Brillante metteuse en scène très portée sur le cinéma et, depuis le printemps 2020, directrice du Théâtre Gérard Philipe de Saint-Denis, Julie Deliquet est avant tout une cheffe de troupe à l’inspiration collective. Personnalité volontaire, méthodique et généreuse, impliquée sur le territoire de Seine-Saint-Denis et impliquée au sein de son équipe d’In Vitro, véritable bourreau de travail, Julie Deliquet pense tout à plusieurs.
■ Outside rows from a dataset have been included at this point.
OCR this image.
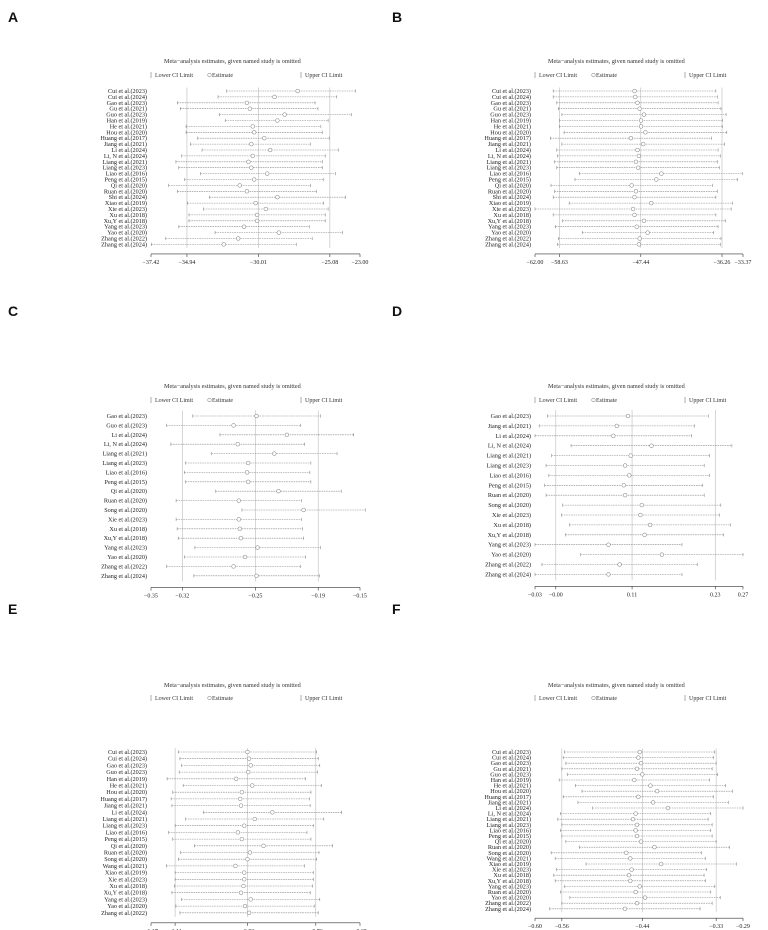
A
Meta−analysis estimates, given named study is omitted
Lower CI Limit	Estimate	Upper CI Limit
Cui et al.(2023)
Cui et al.(2024)
Gao et al.(2023)
Gu et al.(2021)
Guo et al.(2023)
Han et al.(2019)
He et al.(2021)
Hou et al.(2020)
Huang et al.(2017)
Jiang et al.(2021)
Li et al.(2024)
Li, N et al.(2024)
Liang et al.(2021)
Liang et al.(2023)
Liao et al.(2016)
Peng et al.(2015)
Qi et al.(2020)
Ruan et al.(2020)
Shi et al.(2024)
Xiao et al.(2019)
Xie et al.(2023)
Xu et al.(2018)
Xu,Y et al.(2018)
Yang et al.(2023)
Yao et al.(2020)
Zhang et al.(2022)
Zhang et al.(2024)
−37.42	−34.94	−30.01	−25.08 −23.00
B
Meta−analysis estimates, given named study is omitted
Lower CI Limit	Estimate	Upper CI Limit
Cui et al.(2023)
Cui et al.(2024)
Gao et al.(2023)
Gu et al.(2021)
Guo et al.(2023)
Han et al.(2019)
He et al.(2021)
Hou et al.(2020)
Huang et al.(2017)
Jiang et al.(2021)
Li et al.(2024)
Li, N et al.(2024)
Liang et al.(2021)
Liang et al.(2023)
Liao et al.(2016)
Peng et al.(2015)
Qi et al.(2020)
Ruan et al.(2020)
Shi et al.(2024)
Xiao et al.(2019)
Xie et al.(2023)
Xu et al.(2018)
Xu,Y et al.(2018)
Yang et al.(2023)
Yao et al.(2020)
Zhang et al.(2022)
Zhang et al.(2024)
−62.00 −58.63	−47.44	−36.26 −33.37
C
Meta−analysis estimates, given named study is omitted
Lower CI Limit	Estimate	Upper CI Limit
Gao et al.(2023)
Guo et al.(2023)
Li et al.(2024)
Li, N et al.(2024)
Liang et al.(2021)
Liang et al.(2023)
Liao et al.(2016)
Peng et al.(2015)
Qi et al.(2020)
Ruan et al.(2020)
Song et al.(2020)
Xie et al.(2023)
Xu et al.(2018)
Xu,Y et al.(2018)
Yang et al.(2023)
Yao et al.(2020)
Zhang et al.(2022)
Zhang et al.(2024)
−0.35	−0.32	−0.25	−0.19	−0.15
D
Meta−analysis estimates, given named study is omitted
Lower CI Limit	Estimate	Upper CI Limit
Gao et al.(2023)
Jiang et al.(2021)
Li et al.(2024)
Li, N et al.(2024)
Liang et al.(2021)
Liang et al.(2023)
Liao et al.(2016)
Peng et al.(2015)
Ruan et al.(2020)
Song et al.(2020)
Xie et al.(2023)
Xu et al.(2018)
Xu,Y et al.(2018)
Yang et al.(2023)
Yao et al.(2020)
Zhang et al.(2022)
Zhang et al.(2024)
−0.03 −0.00	0.11	0.23	0.27
E
Meta−analysis estimates, given named study is omitted
Lower CI Limit	Estimate	Upper CI Limit
Cui et al.(2023)
Cui et al.(2024)
Gao et al.(2023)
Guo et al.(2023)
Han et al.(2019)
He et al.(2021)
Hou et al.(2020)
Huang et al.(2017)
Jiang et al.(2021)
Li et al.(2024)
Liang et al.(2021)
Liang et al.(2023)
Liao et al.(2016)
Peng et al.(2015)
Qi et al.(2020)
Ruan et al.(2020)
Song et al.(2020)
Wang et al.(2021)
Xiao et al.(2019)
Xie et al.(2023)
Xu et al.(2018)
Xu,Y et al.(2018)
Yang et al.(2023)
Yao et al.(2020)
Zhang et al.(2022)
F
Meta−analysis estimates, given named study is omitted
Lower CI Limit	Estimate	Upper CI Limit
Cui et al.(2023)
Cui et al.(2024)
Gao et al.(2023)
Gu et al.(2021)
Guo et al.(2023)
Han et al.(2019)
He et al.(2021)
Hou et al.(2020)
Huang et al.(2017)
Jiang et al.(2021)
Li et al.(2024)
Li, N et al.(2024)
Liang et al.(2021)
Liang et al.(2023)
Liao et al.(2016)
Peng et al.(2015)
Qi et al.(2020)
Ruan et al.(2020)
Song et al.(2020)
Wang et al.(2021)
Xiao et al.(2019)
Xie et al.(2023)
Xu et al.(2018)
Xu,Y et al.(2018)
Yang et al.(2023)
Ruan et al.(2020)
Yao et al.(2020)
Zhang et al.(2022)
Zhang et al.(2024)
−0.60 −0.56	−0.44	−0.33 −0.29
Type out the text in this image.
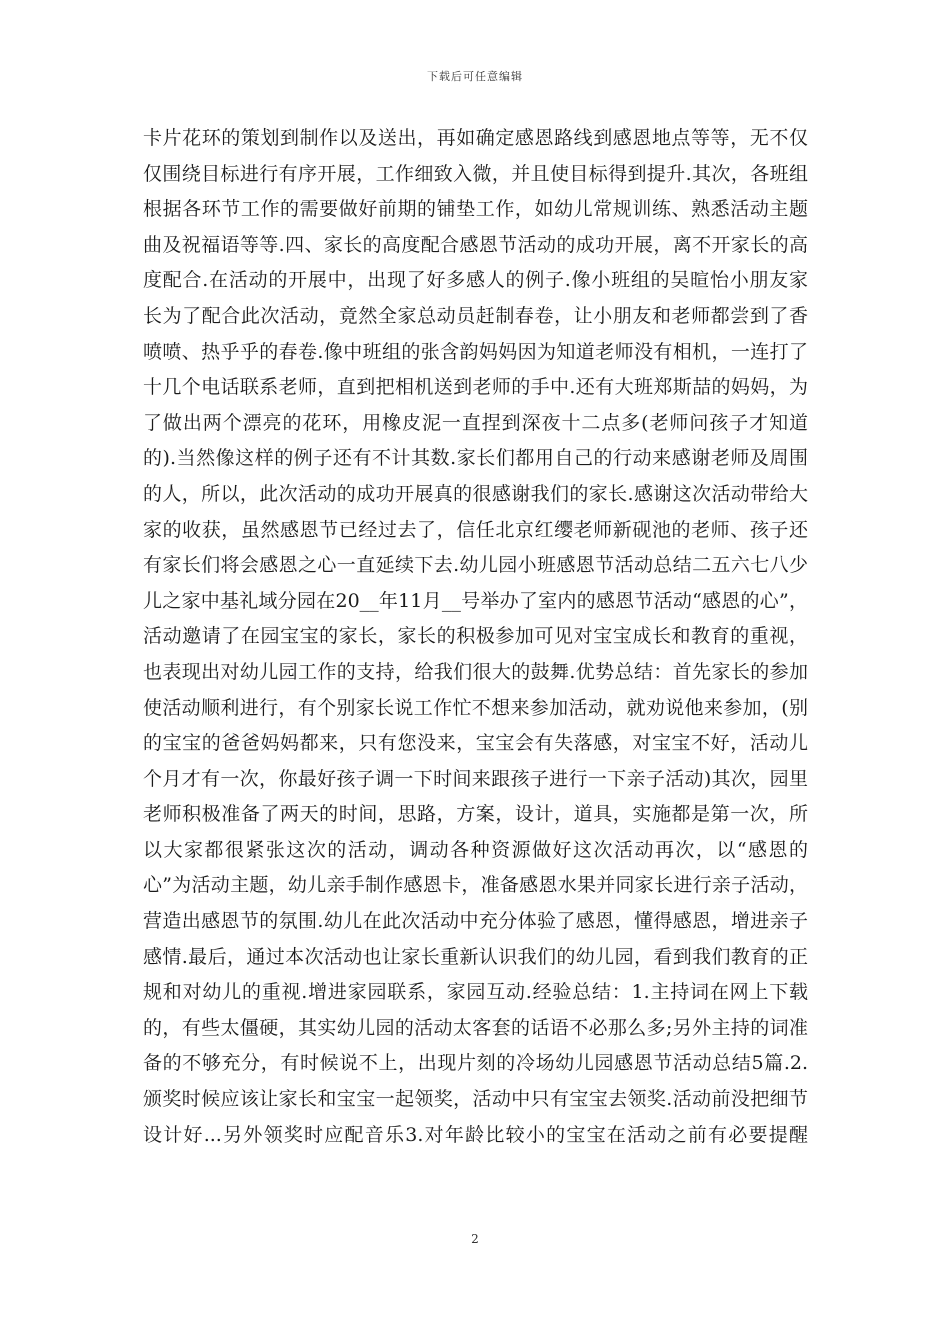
下载后可任意编辑
卡片花环的策划到制作以及送出，再如确定感恩路线到感恩地点等等，无不仅
仅围绕目标进行有序开展，工作细致入微，并且使目标得到提升.其次，各班组
根据各环节工作的需要做好前期的铺垫工作，如幼儿常规训练、熟悉活动主题
曲及祝福语等等.四、家长的高度配合感恩节活动的成功开展，离不开家长的高
度配合.在活动的开展中，出现了好多感人的例子.像小班组的吴暄怡小朋友家
长为了配合此次活动，竟然全家总动员赶制春卷，让小朋友和老师都尝到了香
喷喷、热乎乎的春卷.像中班组的张含韵妈妈因为知道老师没有相机，一连打了
十几个电话联系老师，直到把相机送到老师的手中.还有大班郑斯喆的妈妈，为
了做出两个漂亮的花环，用橡皮泥一直捏到深夜十二点多(老师问孩子才知道
的).当然像这样的例子还有不计其数.家长们都用自己的行动来感谢老师及周围
的人，所以，此次活动的成功开展真的很感谢我们的家长.感谢这次活动带给大
家的收获，虽然感恩节已经过去了，信任北京红缨老师新砚池的老师、孩子还
有家长们将会感恩之心一直延续下去.幼儿园小班感恩节活动总结二五六七八少
儿之家中基礼域分园在20__年11月__号举办了室内的感恩节活动“感恩的心”，
活动邀请了在园宝宝的家长，家长的积极参加可见对宝宝成长和教育的重视，
也表现出对幼儿园工作的支持，给我们很大的鼓舞.优势总结：首先家长的参加
使活动顺利进行，有个别家长说工作忙不想来参加活动，就劝说他来参加，(别
的宝宝的爸爸妈妈都来，只有您没来，宝宝会有失落感，对宝宝不好，活动儿
个月才有一次，你最好孩子调一下时间来跟孩子进行一下亲子活动)其次，园里
老师积极准备了两天的时间，思路，方案，设计，道具，实施都是第一次，所
以大家都很紧张这次的活动，调动各种资源做好这次活动再次，以“感恩的
心”为活动主题，幼儿亲手制作感恩卡，准备感恩水果并同家长进行亲子活动，
营造出感恩节的氛围.幼儿在此次活动中充分体验了感恩，懂得感恩，增进亲子
感情.最后，通过本次活动也让家长重新认识我们的幼儿园，看到我们教育的正
规和对幼儿的重视.增进家园联系，家园互动.经验总结：1.主持词在网上下载
的，有些太僵硬，其实幼儿园的活动太客套的话语不必那么多;另外主持的词准
备的不够充分，有时候说不上，出现片刻的冷场幼儿园感恩节活动总结5篇.2.
颁奖时候应该让家长和宝宝一起领奖，活动中只有宝宝去领奖.活动前没把细节
设计好...另外领奖时应配音乐3.对年龄比较小的宝宝在活动之前有必要提醒
2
Spectacle après spectacle, Julie Deliquet questionne la responsabilité des individus à l’échelle de leurs engagements collectifs. En l’espèce, la création de Huit heures ne font pas un jour, d’après une série télévisée de Fassbinder, en ouverture de sa première saison à la direction du Théâtre Gérard Philipe, fut exemplaire à plus d’un titre de sa recherche de metteuse en scène. Porté par quatorze acteurs au plateau (toujours des grandes tablées chez Deliquet !), cette saga qui passe de l’espace intime de la famille à celui du travail — à travers le microcosme d’un atelier d’usine tenté par l’autogestion —, et traverse toute une série de thématiques sociales, est une parfaite illustration en jeu des questionnements à l’œuvre chez la metteuse en scène, en particulier celui du collectif. Comment fait-on quand on décide de faire les choses ensemble ? Comment raconter une histoire à plusieurs ? Tout est là. L’acteur est au centre de ce théâtre de l’instant présent qui repose avant tout sur le potentiel créatif de chacun.
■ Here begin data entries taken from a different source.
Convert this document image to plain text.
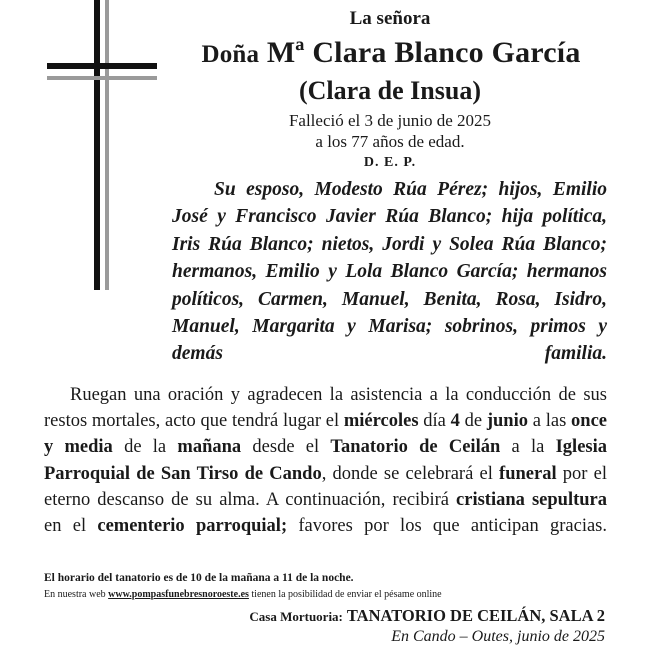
La señora
Doña Mª Clara Blanco García
(Clara de Insua)
Falleció el 3 de junio de 2025
a los 77 años de edad.
D. E. P.
Su esposo, Modesto Rúa Pérez; hijos, Emilio José y Francisco Javier Rúa Blanco; hija política, Iris Rúa Blanco; nietos, Jordi y Solea Rúa Blanco; hermanos, Emilio y Lola Blanco García; hermanos políticos, Carmen, Manuel, Benita, Rosa, Isidro, Manuel, Margarita y Marisa; sobrinos, primos y demás familia.
Ruegan una oración y agradecen la asistencia a la conducción de sus restos mortales, acto que tendrá lugar el miércoles día 4 de junio a las once y media de la mañana desde el Tanatorio de Ceilán a la Iglesia Parroquial de San Tirso de Cando, donde se celebrará el funeral por el eterno descanso de su alma. A continuación, recibirá cristiana sepultura en el cementerio parroquial; favores por los que anticipan gracias.
El horario del tanatorio es de 10 de la mañana a 11 de la noche.
En nuestra web www.pompasfunebresnoroeste.es tienen la posibilidad de enviar el pésame online
Casa Mortuoria: TANATORIO DE CEILÁN, SALA 2
En Cando – Outes, junio de 2025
Ce que l’on voit sur la scène de Julie Deliquet, qu’il s’agisse des premières créations nourries à l’improvisation d’une écriture de plateau ou des spectacles plus récents basés sur l’adaptation de textes du répertoire ou contemporains, c’est d’abord une troupe, un collectif d’acteurs au travail, à l’œuvre d’une certaine utopie et aux prises avec le monde, passé, présent et futur. Le passé tel qu’il n’est plus et dont on hérite, le présent tel qu’il faut s’en saisir pour construire le futur. Dès les origines, les principaux enjeux sont posés à travers le triptyque Des années 70 à nos jours, portrait de famille questionnant le dialogue d’une génération à l’autre, et décisif acte de naissance du collectif In Vitro, impulsé par Julie Deliquet en 2009. Le passage par la Comédie-Française, et surtout la rencontre avec une autre « famille » d’acteurs, viendra renforcer les intuitions de départ. Avec sa prise de direction du CDN de Saint-Denis, qu’elle qualifie de « seconde naissance », Julie Deliquet dit vouloir à son tour « prendre ses responsabilités », rendre en quelque sorte ce que l’institution lui a donné. Bien au-delà de l’artistique, cette « mission passionnante » questionne le théâtre à tous les endroits, social, citoyen, politique… Là encore dans cette dimension collective chère à Deliquet.